What funding did Portal Space Systems raise?

Portal Space Systems raised a $50 million Series A that values the company at $250 million. Geodesic Capital and Mach33 led the round, with Booz Allen Ventures, ARK Invest, AlleyCorp, and FUSE also joining, and it comes on top of a $17.5 million seed round closed in April 2025.

How does Portal Space Systems’ solar thermal propulsion work?

It works by focusing sunlight with deployable mirrors onto a receiver, storing that heat in a thermal battery, and then pushing propellant through Portal’s 3D-printed HEX thruster. That lets the spacecraft generate high-velocity exhaust without carrying a reactor, and Portal says the system can deliver up to 6 km/s of delta-v for rapid orbital maneuvering.

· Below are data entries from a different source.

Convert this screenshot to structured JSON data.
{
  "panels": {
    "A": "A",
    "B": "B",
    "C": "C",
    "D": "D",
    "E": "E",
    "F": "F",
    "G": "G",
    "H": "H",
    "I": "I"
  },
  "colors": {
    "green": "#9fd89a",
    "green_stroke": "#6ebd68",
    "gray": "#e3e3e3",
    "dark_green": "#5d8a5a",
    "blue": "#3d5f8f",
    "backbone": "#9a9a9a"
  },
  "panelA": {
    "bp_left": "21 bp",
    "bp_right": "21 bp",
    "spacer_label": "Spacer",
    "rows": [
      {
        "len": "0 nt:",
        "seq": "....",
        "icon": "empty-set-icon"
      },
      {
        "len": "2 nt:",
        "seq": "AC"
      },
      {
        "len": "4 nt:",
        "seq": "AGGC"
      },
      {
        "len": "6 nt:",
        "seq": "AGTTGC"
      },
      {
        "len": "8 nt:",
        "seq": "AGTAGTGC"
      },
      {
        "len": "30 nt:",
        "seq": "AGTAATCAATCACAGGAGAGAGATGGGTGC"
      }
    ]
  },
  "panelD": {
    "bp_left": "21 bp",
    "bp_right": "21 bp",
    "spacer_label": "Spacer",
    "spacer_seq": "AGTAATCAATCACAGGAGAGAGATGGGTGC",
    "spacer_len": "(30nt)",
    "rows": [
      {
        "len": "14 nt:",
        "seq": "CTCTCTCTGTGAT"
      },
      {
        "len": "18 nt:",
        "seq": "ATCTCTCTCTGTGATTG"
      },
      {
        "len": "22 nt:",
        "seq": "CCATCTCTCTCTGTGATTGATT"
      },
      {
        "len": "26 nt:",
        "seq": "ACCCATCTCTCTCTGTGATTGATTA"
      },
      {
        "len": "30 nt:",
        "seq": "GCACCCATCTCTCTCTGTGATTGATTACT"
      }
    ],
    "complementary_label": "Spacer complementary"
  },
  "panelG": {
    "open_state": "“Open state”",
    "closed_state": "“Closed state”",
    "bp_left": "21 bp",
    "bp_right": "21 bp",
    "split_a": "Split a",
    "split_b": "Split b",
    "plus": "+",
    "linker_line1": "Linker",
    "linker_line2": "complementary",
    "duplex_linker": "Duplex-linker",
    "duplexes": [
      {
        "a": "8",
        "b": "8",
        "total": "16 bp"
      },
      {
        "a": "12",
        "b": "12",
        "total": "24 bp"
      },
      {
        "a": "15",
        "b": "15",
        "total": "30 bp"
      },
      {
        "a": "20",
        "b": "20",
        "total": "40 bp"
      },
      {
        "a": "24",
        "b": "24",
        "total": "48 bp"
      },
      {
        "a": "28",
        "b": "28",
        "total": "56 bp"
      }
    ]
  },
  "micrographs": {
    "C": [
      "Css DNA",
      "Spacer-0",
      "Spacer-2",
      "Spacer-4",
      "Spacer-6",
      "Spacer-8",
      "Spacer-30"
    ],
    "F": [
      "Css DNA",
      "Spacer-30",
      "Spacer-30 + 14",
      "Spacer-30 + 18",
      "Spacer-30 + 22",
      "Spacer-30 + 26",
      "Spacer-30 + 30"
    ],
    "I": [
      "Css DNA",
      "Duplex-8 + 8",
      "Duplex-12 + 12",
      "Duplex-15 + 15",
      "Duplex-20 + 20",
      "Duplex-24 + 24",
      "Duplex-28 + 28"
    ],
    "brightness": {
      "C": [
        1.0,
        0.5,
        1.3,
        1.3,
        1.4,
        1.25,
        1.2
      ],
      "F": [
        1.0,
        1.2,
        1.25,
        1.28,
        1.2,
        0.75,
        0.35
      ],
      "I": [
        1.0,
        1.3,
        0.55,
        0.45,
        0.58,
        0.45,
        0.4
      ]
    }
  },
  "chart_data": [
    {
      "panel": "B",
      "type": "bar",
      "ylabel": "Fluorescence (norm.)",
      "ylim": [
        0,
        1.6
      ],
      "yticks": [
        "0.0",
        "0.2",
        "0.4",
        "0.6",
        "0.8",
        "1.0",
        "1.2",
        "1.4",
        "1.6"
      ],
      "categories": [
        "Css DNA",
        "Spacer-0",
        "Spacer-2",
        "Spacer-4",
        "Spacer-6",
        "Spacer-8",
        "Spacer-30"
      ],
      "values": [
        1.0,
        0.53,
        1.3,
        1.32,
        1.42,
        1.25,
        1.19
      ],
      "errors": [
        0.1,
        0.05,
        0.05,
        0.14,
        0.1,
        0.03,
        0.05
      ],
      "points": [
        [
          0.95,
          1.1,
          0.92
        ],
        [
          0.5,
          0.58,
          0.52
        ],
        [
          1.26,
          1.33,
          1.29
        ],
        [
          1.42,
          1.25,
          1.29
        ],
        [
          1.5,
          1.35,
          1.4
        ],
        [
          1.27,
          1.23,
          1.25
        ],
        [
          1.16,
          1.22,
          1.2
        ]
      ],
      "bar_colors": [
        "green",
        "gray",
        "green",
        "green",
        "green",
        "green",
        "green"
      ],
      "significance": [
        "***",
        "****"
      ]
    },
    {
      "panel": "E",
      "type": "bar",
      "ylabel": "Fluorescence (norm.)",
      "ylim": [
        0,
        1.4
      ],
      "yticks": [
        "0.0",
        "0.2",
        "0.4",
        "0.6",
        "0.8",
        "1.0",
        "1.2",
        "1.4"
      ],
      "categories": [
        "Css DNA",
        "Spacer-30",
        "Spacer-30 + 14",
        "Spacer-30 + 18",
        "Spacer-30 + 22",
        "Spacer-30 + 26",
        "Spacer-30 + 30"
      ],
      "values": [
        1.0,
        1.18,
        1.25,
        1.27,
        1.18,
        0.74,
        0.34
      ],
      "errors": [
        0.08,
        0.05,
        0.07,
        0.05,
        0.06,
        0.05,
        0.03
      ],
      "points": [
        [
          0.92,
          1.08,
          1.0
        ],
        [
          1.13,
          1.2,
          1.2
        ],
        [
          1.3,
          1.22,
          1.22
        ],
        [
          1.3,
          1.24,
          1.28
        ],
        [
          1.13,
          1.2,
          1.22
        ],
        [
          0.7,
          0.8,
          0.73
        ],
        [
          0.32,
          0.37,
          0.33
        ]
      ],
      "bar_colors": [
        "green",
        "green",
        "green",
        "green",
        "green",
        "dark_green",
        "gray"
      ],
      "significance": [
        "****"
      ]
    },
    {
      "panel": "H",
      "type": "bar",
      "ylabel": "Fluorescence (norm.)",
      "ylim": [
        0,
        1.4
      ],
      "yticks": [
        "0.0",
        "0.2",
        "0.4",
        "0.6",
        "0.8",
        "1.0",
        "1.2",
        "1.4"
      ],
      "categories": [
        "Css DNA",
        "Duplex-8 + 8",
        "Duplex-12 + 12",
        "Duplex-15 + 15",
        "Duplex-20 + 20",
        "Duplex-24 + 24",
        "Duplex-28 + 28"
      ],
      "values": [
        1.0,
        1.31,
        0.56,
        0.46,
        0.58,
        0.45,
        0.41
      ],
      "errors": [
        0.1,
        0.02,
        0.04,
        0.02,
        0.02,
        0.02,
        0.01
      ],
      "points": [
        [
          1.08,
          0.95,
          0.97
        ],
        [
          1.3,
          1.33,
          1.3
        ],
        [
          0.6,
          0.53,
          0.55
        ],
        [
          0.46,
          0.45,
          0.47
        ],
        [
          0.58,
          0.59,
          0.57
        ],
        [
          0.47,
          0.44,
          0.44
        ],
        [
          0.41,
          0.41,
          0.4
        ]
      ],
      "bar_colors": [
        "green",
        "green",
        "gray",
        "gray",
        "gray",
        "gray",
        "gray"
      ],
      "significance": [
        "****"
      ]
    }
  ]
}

Who founded Portal Space Systems?

Portal was founded in 2021 by Jeff Thornburg, Ian Vorbach, and Prashaanth Ravindran. Thornburg previously worked on propulsion programs at the Air Force, SpaceX, Stratolaunch, Project Kuiper, and Commonwealth Fusion; Vorbach came through Stratolaunch, Interstellar, and early startup operator roles; Ravindran previously worked at Blue Origin and Stratolaunch and holds a PhD in aerospace engineering.

Is Portal Space Systems a satellite company or a defense tech company?

It’s really both. Portal is building spacecraft for commercial uses like servicing, debris mitigation, and constellation maintenance, but it has also won $45 million in U.S. military strategic funding and is explicitly pitching rapid maneuverability for contested orbital environments, which puts it squarely in the defense-tech conversation too.